Masterclass de Amos Gitai, no Doclisboa 2006

Para responder à pergunta do penúltimo post, respondo com a resposta que Amos Gitai deu, à questão que o público lhe colocou no Masterclass do passado Sábado: O que recomenda à nova geração que faz cinema documental? A resposta foi simples: reinvenção e convicção no que se faz.
De facto para quê tentar redefinir a noção de documental se a reinvenção é primordial.
Não pretendo escrever uma síntese do Masterclass de Amos Gitai, mas sim focar alguns aspectos que achei interessantes.
No cinema documental, disse Amos, o estar munido de uma máquina de filmar facilita o início da conversa. Vimos isso funcionar no seu filme "A house in Jerusalém". Gitai numa rua de Jerusalém pergunta a vários transeuntes se sabem o significado do nome da rua. Quase todos se aproximam para responder, a curiosidade de ser filmado é evidente. John Collier, fotógrafo que se interessou por antropologia (ou o contrário?), escreve no seu livro Antropologia Visual: A fotografia como método de pesquisa (a 1ª edição é de 1969) que "...a tomada da fotografia pode, por si, estabelecer o início da entrevista." Um documentário é matéria frágil, diz Gitai, se no início a entrevista correr mal o trabalho pode ficar comprometido. A máquina, (de filmar ou fotográfica) tem um papel que ultrapassa o registo.
No cinema documental, continua Gitai, é necessário aprofundarmos a relação com a comunidade que vamos documentar, mas frisa que isso não significa que passamos a fazer parte dela. Durante uns tempos vivemos próximo, mas ao fim de uns meses saimos da vida dessas pessoas. Devemos manter a imparcialidade, devemos respeitar a linha de limite definida pelos entrevistados, diz Gitai.
W. Eugene Smith, na reportagem Spanish Village, (editada pela Life a 9 de Abril de 1951), pela qual ficou conhecido, vai para Espanha já com uma ideia preconcebida. Ele quer mostrar a pobreza e a opressão em que viviam os espanhois sob o regime de Franco. Deleitosa, uma aldeia que fica na estrada que liga Madrid a Badajós, é a aldeia escolhida para confirmar a sua ideia.
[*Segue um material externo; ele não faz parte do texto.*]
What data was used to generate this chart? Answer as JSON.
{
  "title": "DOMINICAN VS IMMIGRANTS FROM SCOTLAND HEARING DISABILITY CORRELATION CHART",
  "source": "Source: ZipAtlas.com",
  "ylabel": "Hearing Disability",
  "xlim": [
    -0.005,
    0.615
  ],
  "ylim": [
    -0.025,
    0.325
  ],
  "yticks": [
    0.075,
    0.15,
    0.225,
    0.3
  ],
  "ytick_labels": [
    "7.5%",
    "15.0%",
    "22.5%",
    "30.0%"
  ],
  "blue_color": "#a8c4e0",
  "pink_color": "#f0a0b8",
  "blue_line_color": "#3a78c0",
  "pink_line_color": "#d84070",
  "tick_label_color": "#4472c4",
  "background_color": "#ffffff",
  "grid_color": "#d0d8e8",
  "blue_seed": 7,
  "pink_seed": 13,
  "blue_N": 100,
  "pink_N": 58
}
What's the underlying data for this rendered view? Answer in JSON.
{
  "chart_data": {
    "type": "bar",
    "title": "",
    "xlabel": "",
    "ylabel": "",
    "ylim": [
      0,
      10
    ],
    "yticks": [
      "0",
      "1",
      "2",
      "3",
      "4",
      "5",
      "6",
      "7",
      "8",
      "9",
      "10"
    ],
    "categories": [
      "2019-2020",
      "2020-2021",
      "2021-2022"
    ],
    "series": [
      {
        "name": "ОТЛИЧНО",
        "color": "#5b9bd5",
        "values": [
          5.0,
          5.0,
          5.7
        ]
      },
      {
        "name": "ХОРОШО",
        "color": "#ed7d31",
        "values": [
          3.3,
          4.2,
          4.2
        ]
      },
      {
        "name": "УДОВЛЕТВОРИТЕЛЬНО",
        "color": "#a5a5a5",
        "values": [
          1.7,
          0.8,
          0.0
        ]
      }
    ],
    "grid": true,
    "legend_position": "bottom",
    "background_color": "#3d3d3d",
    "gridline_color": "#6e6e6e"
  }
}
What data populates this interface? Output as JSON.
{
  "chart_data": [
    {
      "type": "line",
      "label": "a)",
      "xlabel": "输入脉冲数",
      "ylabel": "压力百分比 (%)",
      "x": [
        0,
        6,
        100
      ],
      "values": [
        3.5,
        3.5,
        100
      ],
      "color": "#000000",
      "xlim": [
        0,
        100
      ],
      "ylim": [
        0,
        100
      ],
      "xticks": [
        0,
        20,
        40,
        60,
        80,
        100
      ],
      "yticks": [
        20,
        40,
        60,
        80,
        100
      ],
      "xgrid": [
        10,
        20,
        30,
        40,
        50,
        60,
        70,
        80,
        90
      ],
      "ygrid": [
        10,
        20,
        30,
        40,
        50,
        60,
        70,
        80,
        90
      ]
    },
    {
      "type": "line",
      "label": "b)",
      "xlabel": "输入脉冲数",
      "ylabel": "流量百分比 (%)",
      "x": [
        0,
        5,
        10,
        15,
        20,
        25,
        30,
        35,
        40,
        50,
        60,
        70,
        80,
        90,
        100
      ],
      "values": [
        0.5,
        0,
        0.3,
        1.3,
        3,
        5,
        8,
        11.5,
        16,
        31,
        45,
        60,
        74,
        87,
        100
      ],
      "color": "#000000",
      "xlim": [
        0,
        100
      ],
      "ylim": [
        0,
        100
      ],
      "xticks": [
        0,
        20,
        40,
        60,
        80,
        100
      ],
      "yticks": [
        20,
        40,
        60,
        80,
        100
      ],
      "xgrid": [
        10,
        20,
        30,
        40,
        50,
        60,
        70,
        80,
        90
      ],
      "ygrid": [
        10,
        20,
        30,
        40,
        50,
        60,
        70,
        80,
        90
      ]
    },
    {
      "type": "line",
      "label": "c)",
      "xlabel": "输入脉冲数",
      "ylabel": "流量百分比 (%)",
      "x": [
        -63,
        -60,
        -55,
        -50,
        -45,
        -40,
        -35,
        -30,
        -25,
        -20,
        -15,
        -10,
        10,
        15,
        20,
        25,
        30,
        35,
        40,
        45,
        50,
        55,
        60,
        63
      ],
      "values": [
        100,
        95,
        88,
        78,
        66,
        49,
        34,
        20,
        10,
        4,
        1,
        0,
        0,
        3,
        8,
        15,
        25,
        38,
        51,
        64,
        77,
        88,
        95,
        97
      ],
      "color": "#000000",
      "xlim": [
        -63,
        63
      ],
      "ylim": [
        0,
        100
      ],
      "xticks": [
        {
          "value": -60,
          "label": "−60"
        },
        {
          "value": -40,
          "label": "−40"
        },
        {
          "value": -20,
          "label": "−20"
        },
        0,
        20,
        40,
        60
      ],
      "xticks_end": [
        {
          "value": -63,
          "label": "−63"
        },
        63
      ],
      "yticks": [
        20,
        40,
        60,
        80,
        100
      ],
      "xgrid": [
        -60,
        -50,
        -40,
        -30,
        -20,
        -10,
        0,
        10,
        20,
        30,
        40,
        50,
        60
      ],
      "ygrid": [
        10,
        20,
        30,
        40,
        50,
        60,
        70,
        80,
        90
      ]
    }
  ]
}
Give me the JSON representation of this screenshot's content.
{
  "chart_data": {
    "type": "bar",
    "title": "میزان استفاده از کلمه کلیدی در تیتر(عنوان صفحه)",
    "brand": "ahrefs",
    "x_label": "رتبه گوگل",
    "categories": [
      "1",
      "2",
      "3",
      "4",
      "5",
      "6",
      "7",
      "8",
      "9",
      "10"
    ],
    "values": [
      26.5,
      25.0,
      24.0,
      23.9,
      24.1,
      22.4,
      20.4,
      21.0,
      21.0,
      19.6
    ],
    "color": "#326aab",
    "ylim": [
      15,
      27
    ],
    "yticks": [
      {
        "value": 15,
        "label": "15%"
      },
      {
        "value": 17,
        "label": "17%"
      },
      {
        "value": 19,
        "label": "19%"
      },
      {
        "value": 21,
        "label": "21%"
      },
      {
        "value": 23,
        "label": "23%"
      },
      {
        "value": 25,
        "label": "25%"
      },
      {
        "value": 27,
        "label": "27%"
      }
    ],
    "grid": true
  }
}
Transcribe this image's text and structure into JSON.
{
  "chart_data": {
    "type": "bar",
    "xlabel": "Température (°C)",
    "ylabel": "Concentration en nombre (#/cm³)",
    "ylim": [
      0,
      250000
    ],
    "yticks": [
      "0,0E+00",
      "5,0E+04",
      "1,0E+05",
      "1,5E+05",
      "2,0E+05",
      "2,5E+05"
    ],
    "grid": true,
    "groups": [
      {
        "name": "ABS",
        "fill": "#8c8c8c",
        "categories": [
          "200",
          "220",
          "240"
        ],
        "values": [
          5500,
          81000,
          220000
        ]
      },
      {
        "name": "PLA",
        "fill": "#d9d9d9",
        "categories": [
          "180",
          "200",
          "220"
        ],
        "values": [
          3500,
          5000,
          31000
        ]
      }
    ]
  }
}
Smith não é imparcial e com o intuito de conseguir as melhores imagens para representar o que pensa, prepara as suas fotografias. A primeira foto da reportagem, que testemunha a celebração de uma 1ªcomunhão é encenada. A menina, Lorenza Curiel de 7 anos, já a tinha celebrado, mas Smith achou que o acontecimento era importante e quis fotografar. Ao não fazer parte daquela comunidade, Smith não se apercebe do erro dessa encenação. Olhando para a fotografia, percebemos que há algo de errado naquele dia de celebração tão importante para uma família cristã. O fato de um branco imaculado não condiz com a forma como a mãe e irmãos estão vestidos para a acompanharem à igreja, (como diz o texto). Sabemos que embora pobres, todos vestiriam o melhor para a ocasião, e sobretudo nunca iriam descalços. Ninguém na redacção da Life notou e a reportagem foi publicada. Os Espanhois, e não foram só os nacionalistas, não gostaram. A reportagem foi um êxito para a Life, talvez tenha sido a melhor da revista. O trabalho é de facto excelente, quer as fotografias de Smith quer a paginação de Bernard Quint, que é dos melhores trabalhos gráficos que se conhece. O que pretendo ao dar este exemplo, é sublinhar a advertência de Gitai: mesmo que nos importemos com o que estamos a documentar, somos sempre alguém de fora, um estrangeiro, e devemos deixar as pessoas agirem sem a nossa intervenção.
Há temas que devem ser ficcionais, continua Gitai, o "docudrama", mistura do documental com ficção, é o que nunca se deve fazer. "Promise Land" tinha que ser ficcional, nunca poderia filmar no real aquelas mulheres perseguidas.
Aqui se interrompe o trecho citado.